La collection Points Seuil publie, en matière d'histoire, les livres de référence des premiers cycles universitaires. Le lecteur un peu habitué leur reconnaît des qualités (annexes solides, bibliographie, segmentation précise du récit qui appelle à la prise de notes et au surlignage) mais aussi des défauts (style défaillant, peu de vrais enjeux historiographiques, aussi peu enthousiasmants qu'un cours de première année à la fac, des références vieillies, des rééditions hasardeuses).
Loin de moi l'idée de remettre en cause l'utilité de cette collection, dont la cible étudiante est bien définie. Mais avec Histoire de l'Italie du Risorgimento à nos jours de Sergio Romano, le lecteur est malheureusement confronté à l'illustration exhaustive des défauts de la collection. Publié la première fois en 1977, puis réédité plusieurs fois, le livre de Romano est dépassé. Pour ce qui est de la partie 1861-1945, je trouve le récit parfois hasardeux dans ses choix, mais le pire se trouve dans la partie post-1945. Romano n'a jamais refondu les paragraphes des années 60 et 70 qui se perdent dans l'écume du passé immédiat et ne parviennent jamais à dresser des perspectives. Que Romano n'ait pu le faire en 1977, nul ne peut lui reprocher. Mais les rééditions successives n'ont fait qu'ajouter des strates de commentaires électoraux. La dernière partie date de 1994. L'importance de ce début de décennie 90 pour l'Italie contemporaine est complètement sapée par la médiocrité des chapitres finaux. Romano n'a pas retouché ces chapitres lors des rééditions. Vu son âge, aucune nouvelle version ne devrait sortir. Et Le Seuil pourrait, à l'occasion, relancer un nouveau projet sur l'Italie depuis 1861.
Car les défauts dont souffre ce livre ne tiennent pas seulement à une actualisation défaillante. Cette histoire d'Italie est vieillie : pas de symboles, pas d'histoire culturelle, pas d'histoire des représentations, pas d'histoire des phénomènes sociaux, pas d'histoire intellectuelle, pas de vision affinée des groupes sociaux, pas même d'histoire urbaine. La bourgeoisie veut. La bourgeoisie pense. La bourgeoisie fait. Schématique et mal ficelé : la collection Points Seuil devrait refondre complètement cet ouvrage, plutôt à destination d'un public étudiant. De l'histoire politico-sociale marxisante caricaturale. Et pas assez d'évènements pour servir réellement l'étudiant en premier cycle, malgré une bonne chronologie et des notices biographiques détaillées en annexes.
Cette histoire est terriblement vieillie. Ses analyses ont maintenant plus d'une trentaine d'années.
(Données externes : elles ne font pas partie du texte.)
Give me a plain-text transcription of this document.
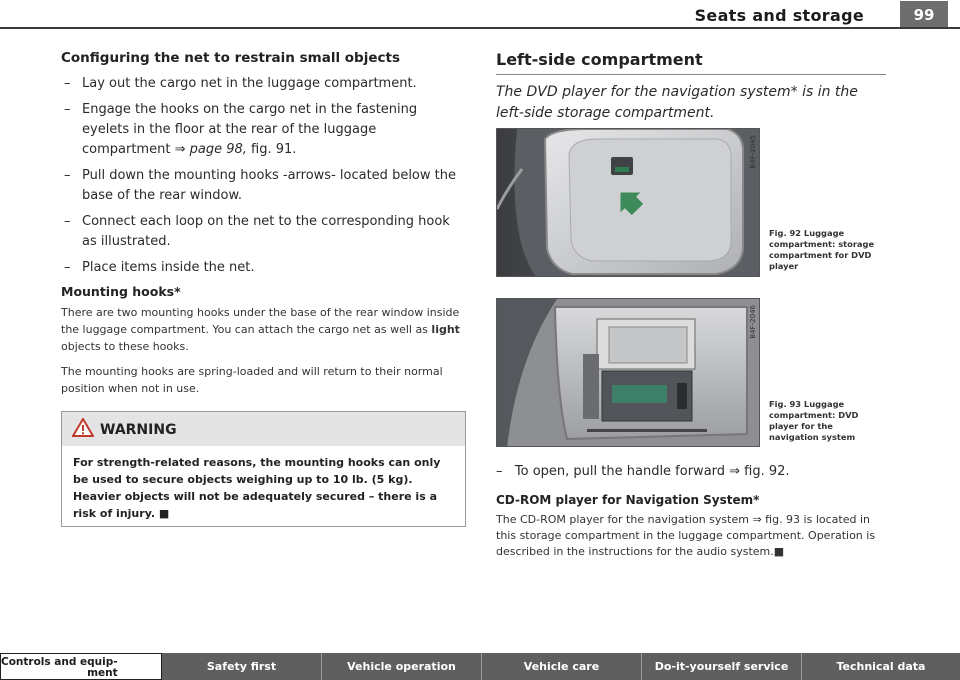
99
Seats and storage
Configuring the net to restrain small objects
– Lay out the cargo net in the luggage compartment.
– Engage the hooks on the cargo net in the fastening eyelets in the floor at the rear of the luggage compartment ⇒ page 98, fig. 91.
– Pull down the mounting hooks -arrows- located below the base of the rear window.
– Connect each loop on the net to the corresponding hook as illustrated.
– Place items inside the net.
Mounting hooks*

There are two mounting hooks under the base of the rear window inside the luggage compartment. You can attach the cargo net as well as light objects to these hooks.

The mounting hooks are spring-loaded and will return to their normal position when not in use.

WARNING
For strength-related reasons, the mounting hooks can only be used to secure objects weighing up to 10 lb. (5 kg). Heavier objects will not be adequately secured – there is a risk of injury. ■
Left-side compartment

The DVD player for the navigation system* is in the left-side storage compartment.

B4F-2045
Fig. 92 Luggage compartment: storage compartment for DVD player
B4F-2046
Fig. 93 Luggage compartment: DVD player for the navigation system
–   To open, pull the handle forward ⇒ fig. 92.
CD-ROM player for Navigation System*

The CD-ROM player for the navigation system ⇒ fig. 93 is located in this storage compartment in the luggage compartment. Operation is described in the instructions for the audio system.■

Controls and equip-
ment	Safety first	Vehicle operation	Vehicle care	Do-it-yourself service	Technical data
On a du recul désormais sur le compromis historique DC/PC. Il y a eu l'opération mani pulite, l'effondrement du système politique et de la Ière République, le berlusconisme etc... On a également du recul sur le transformisme et les aléas historiques de l'Italie depuis sa fondation.
C'est exactement le genre de livres d'histoire ennuyeux, schématiques, partiaux, vieillis qui ne devraient plus exister. Sous prétexte d'être synthétiques, ils sont schématiques, sous prétexte d'être courts, ils sont elliptiques, sous prétexte d'être complets, ils sont superficiels, sous prétexte de présenter des analyses, ils fondent l'histoire de l'Italie dans un boulghour marxiste scientifiquement indigeste de nos jours.